Но никто не спешил добивать его, и ледяной ужас, прихвативший за глотку клещами, чуть отпустил. Хасан управился сесть, привалился к стене спиной. Увидел: темные тени у стены напротив зашевелились, раздался глухой стон. Вот одна поднялась. Помогла другой.
– Берите осла, – выговорил Хасан хрипло. – Берите осла и уходите. Я не стану доносить на вас.
Тень разогнулась, и придавленный, полный боли голос прошипел: «Твой долг ослом не покроешь, святоша!»
А Хасан вдруг, будто камень с обочины, подобрал внезапно подвернувшееся воспоминание. А вдруг? Спасение часто лежит в местах, о которых и не подозреваешь.
– Мой долг таким, как вы, покрывают братья Сасана, – сказал он. – Два Фельса мне должен за полдела.
Тень хрипло выругалась на непонятном языке. Потом добавила: «Ты не думай, святоша, что ты просто так выкрутишься. В другой раз и второй пыряк тебе не поможет». Но в словах его слышалась не угроза, а скорее страх.
Хасан, держась за стену, встал. И сейчас же тень подалась назад, зашипев.
– Убирайтесь! – приказал Хасан.
Тут с земли поднялся колченогий слуга. Вместе с разбойником они погрузили на осла распростертое на земле тело, скинув мех с финиками, чтобы освободить место. Слуга повел осла под уздцы, а разбойник, шипя от боли, помог оторваться от стены еще одному, скорчившемуся беспомощно.
– Мы еще встретимся, – пообещал из темноты переулка змеиный, искаженный болью голос.

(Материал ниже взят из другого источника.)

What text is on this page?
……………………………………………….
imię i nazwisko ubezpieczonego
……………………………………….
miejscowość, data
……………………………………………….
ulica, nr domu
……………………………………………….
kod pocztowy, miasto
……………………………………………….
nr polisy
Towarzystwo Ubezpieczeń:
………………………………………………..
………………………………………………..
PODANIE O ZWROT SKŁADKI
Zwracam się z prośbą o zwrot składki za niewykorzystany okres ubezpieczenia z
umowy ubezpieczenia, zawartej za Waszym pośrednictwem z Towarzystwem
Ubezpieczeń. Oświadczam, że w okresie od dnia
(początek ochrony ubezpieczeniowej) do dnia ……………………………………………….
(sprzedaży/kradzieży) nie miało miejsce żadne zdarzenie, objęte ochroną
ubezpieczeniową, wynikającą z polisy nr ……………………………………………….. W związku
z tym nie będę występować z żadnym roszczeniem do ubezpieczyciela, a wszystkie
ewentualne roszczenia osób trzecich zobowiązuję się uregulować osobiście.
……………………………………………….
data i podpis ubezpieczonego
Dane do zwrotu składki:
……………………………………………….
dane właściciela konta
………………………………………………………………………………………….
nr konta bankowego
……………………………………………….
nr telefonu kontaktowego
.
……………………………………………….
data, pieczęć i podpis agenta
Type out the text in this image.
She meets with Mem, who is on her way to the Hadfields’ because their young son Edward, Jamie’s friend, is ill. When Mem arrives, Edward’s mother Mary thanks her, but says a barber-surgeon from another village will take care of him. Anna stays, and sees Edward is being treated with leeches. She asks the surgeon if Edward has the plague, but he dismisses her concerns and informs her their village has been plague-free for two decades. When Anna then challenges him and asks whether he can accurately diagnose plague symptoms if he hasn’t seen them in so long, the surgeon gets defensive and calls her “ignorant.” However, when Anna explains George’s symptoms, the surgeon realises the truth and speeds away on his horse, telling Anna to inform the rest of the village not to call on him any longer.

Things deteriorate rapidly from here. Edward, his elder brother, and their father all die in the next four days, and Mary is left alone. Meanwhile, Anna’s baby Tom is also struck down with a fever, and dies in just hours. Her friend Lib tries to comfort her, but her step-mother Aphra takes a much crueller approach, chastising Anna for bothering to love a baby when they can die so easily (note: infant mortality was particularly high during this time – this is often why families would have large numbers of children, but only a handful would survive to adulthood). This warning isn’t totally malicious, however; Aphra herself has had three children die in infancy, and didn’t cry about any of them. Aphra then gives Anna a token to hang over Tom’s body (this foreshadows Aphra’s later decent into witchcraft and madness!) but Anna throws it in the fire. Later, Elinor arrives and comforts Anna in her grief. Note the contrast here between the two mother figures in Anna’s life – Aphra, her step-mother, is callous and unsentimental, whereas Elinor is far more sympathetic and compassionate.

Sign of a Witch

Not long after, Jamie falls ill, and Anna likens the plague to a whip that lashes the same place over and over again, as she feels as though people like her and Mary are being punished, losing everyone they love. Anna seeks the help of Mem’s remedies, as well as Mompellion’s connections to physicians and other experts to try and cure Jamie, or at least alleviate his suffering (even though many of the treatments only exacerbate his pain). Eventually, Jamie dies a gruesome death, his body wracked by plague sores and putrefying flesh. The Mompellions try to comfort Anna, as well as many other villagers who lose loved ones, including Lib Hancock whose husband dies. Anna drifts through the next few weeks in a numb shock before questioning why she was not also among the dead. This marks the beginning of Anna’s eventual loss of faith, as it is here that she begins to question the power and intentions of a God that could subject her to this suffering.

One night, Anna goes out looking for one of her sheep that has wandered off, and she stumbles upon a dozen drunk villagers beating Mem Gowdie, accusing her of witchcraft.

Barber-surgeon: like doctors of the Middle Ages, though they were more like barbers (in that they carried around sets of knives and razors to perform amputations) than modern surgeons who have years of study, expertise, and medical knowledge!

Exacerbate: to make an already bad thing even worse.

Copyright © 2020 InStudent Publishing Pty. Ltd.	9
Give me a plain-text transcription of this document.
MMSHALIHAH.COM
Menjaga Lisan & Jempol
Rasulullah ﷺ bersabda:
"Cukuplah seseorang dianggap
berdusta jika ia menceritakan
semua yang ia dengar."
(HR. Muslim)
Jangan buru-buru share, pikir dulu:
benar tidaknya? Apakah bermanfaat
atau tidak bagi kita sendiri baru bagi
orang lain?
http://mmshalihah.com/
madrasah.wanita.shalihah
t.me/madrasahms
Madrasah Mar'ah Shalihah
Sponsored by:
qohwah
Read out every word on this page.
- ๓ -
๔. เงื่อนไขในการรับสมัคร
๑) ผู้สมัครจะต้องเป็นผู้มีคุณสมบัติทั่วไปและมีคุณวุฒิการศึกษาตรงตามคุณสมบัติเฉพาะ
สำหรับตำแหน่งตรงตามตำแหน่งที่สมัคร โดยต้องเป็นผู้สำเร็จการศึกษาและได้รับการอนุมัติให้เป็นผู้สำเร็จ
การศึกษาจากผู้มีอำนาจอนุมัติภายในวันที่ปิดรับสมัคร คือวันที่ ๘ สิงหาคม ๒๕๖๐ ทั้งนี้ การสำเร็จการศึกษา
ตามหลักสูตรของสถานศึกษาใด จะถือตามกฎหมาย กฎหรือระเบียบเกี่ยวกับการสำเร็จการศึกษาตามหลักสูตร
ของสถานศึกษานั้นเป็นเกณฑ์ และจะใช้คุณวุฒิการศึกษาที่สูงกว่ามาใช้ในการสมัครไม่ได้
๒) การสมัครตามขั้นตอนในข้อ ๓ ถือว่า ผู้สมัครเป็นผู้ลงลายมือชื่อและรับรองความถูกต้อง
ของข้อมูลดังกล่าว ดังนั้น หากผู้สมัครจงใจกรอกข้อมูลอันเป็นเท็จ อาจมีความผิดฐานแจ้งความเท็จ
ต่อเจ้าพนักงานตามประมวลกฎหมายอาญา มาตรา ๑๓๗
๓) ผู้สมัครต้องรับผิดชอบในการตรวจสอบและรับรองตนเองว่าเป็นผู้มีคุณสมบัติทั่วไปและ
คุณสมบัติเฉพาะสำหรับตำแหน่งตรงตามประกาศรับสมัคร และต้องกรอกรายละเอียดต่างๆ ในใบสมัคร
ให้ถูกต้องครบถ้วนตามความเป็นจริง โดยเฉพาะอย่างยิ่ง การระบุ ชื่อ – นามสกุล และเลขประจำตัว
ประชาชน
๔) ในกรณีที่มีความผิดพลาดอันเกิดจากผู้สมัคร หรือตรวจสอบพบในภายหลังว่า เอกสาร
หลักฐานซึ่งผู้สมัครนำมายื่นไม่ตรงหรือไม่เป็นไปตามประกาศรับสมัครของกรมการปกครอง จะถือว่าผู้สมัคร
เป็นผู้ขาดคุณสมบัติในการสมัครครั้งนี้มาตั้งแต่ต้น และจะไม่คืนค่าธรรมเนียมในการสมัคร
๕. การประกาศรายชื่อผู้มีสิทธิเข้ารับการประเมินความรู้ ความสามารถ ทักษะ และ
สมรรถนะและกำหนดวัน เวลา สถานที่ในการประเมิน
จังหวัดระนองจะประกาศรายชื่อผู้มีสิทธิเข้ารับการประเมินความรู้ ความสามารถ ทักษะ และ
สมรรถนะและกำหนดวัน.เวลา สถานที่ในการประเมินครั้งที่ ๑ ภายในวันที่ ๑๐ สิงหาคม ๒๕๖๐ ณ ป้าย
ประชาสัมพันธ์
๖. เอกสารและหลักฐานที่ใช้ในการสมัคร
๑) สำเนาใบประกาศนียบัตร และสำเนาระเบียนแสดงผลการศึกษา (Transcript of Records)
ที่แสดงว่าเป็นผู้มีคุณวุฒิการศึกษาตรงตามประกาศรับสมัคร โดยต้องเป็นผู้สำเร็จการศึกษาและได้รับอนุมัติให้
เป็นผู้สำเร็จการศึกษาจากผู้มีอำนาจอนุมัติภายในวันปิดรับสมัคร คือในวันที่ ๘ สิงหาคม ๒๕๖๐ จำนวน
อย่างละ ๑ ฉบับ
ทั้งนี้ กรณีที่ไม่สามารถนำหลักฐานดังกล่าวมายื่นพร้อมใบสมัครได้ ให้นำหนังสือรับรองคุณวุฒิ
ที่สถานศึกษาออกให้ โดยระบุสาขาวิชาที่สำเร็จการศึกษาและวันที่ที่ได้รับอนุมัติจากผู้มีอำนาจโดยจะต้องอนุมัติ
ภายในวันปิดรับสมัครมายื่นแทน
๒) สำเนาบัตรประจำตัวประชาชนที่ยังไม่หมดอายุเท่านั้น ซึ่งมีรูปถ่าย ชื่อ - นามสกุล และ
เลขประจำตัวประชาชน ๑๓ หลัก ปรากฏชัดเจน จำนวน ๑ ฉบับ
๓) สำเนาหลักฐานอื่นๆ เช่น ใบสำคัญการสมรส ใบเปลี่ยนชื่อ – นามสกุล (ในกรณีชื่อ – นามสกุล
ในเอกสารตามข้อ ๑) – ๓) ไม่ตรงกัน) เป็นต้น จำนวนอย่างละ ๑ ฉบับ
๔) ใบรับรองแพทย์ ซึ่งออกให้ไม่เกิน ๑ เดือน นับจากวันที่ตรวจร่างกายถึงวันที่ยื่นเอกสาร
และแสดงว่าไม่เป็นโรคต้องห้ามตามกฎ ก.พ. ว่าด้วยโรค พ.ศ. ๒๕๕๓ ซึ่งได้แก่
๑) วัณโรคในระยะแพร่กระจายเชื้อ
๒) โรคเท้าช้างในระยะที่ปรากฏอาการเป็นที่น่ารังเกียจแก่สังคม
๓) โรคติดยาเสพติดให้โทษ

Хасан выждал немного. Увидел, что его кинжал так и остался лежать посреди улицы, льдисто посверкивая в лунном свете. Подобрал его, присев на корточки. Потом долго не мог встать. Пришлось на четвереньках подобраться к стене, чтобы встать, держась за нее. А поднявшись, побрел домой, стараясь не падать, когда на месте стены внезапно оказывался провал улицы. В квартале дейлемитов Хасану посветил в лицо лампой ночной сторож и охнул удивленно, узнав: «Господин Хасан, что с вами? Вам врача?»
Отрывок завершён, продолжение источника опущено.